Entre la faim qui retourne le ventre des nouveaux prolétaires et l'ivresse qui tourne la tête des vieux bourgeois antiquaires, le chemin de l'exigence est fourchu en impliquant de reconnaître dans le vagabond noir l'enfant maquillé de la chanson, « l'enfant trouvé que vous avez perdu ».

 

 

 

    A Lua Platz documente avec le bidonville à la fois le côté pile du rapport de force et la face subjective de son investissement militant et politique.

 

Le film de Jeremy Gravayat indique ainsi qu'il y a un monde du droit peuplé à foison de sans-droits et qu'il y a aussi un autre monde possible et toujours déjà là dont l'histoire parallèle est une histoire peu vue et mal dite, clandestine. Une histoire française mais pas franco-française de la solidarité et de la dignité bien plus que de la pauvreté dont la narration relie depuis un demi-siècle La Courneuve à la Roumanie.

 

A Lua Platz dédie ainsi la fleur épidermique de ses archives de cendre et de limon à un département qui retrouvera le sens de son histoire en faisant honneur à tous ses habitants – c'est-à-dire en leur faisant bonne place.

 

 

 

     Dans la boîte à musique du mois, on trouvera des oiseaux-tempêtes qui tiennent en bec un serpent et l’immortel Alain, la tristesse de cendre de Magdalene et deux éruptions volcaniques de Lizzie Borden.

 

 

 

          Et deux fleurs cultivées dans le jardin du Rayon vert :

 

 

 

     Pour l'inégal John Huston, l'important n'aura pas été d'être constant sauf dans l'échec.
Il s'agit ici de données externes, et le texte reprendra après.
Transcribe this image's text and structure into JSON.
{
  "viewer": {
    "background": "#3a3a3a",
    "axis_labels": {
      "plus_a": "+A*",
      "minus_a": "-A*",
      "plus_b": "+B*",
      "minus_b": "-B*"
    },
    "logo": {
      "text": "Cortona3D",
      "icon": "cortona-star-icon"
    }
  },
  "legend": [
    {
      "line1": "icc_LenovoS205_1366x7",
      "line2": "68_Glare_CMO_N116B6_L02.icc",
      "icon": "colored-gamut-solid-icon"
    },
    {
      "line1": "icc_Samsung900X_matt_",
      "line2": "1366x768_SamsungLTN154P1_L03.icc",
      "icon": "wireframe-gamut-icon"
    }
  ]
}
Certains de ses meilleurs films ont ainsi réussi à accéder à la vérité de l'échec quand tant d'autres, parfois dans les grandes largeurs, y auront échoué.

 

L'échec serait un cliché hustonien égal à l'incommunicabilité pour le cinéma antonionien s'il n'y avait pas, en effet, les quelques grands films qui ont vu la terrible vérité de l'échec qui est la fêlure dont on fait un destin – fêlure de l’homme qui échoue aveuglément à sortir de la religion de la sortie de la religion dans Le Malin (1979) ; fêlure du représentant diplomatique doublé du bouffon visionnaire et alcoolique de Au-dessous du volcan (1984).

 

 

 

     Le cinéma de Kenji Mizoguchi est d'une lucidité étourdissante et confondante. Son art est sorcellaire en ceci qu'il fait lever d'une matière extrêmement précise et documentée des paysages impersonnels dont la vérité, toujours cruelle, a la force expressive de défier les époques – la force de l'éternité.

 

C'est le cas de Miss Oyu où l'amour est une onde solitaire comme un soliton accouchant au milieu des décombres d'un enfant dont le don est dans le Japon de l'après-guerre comme un trésor de légende.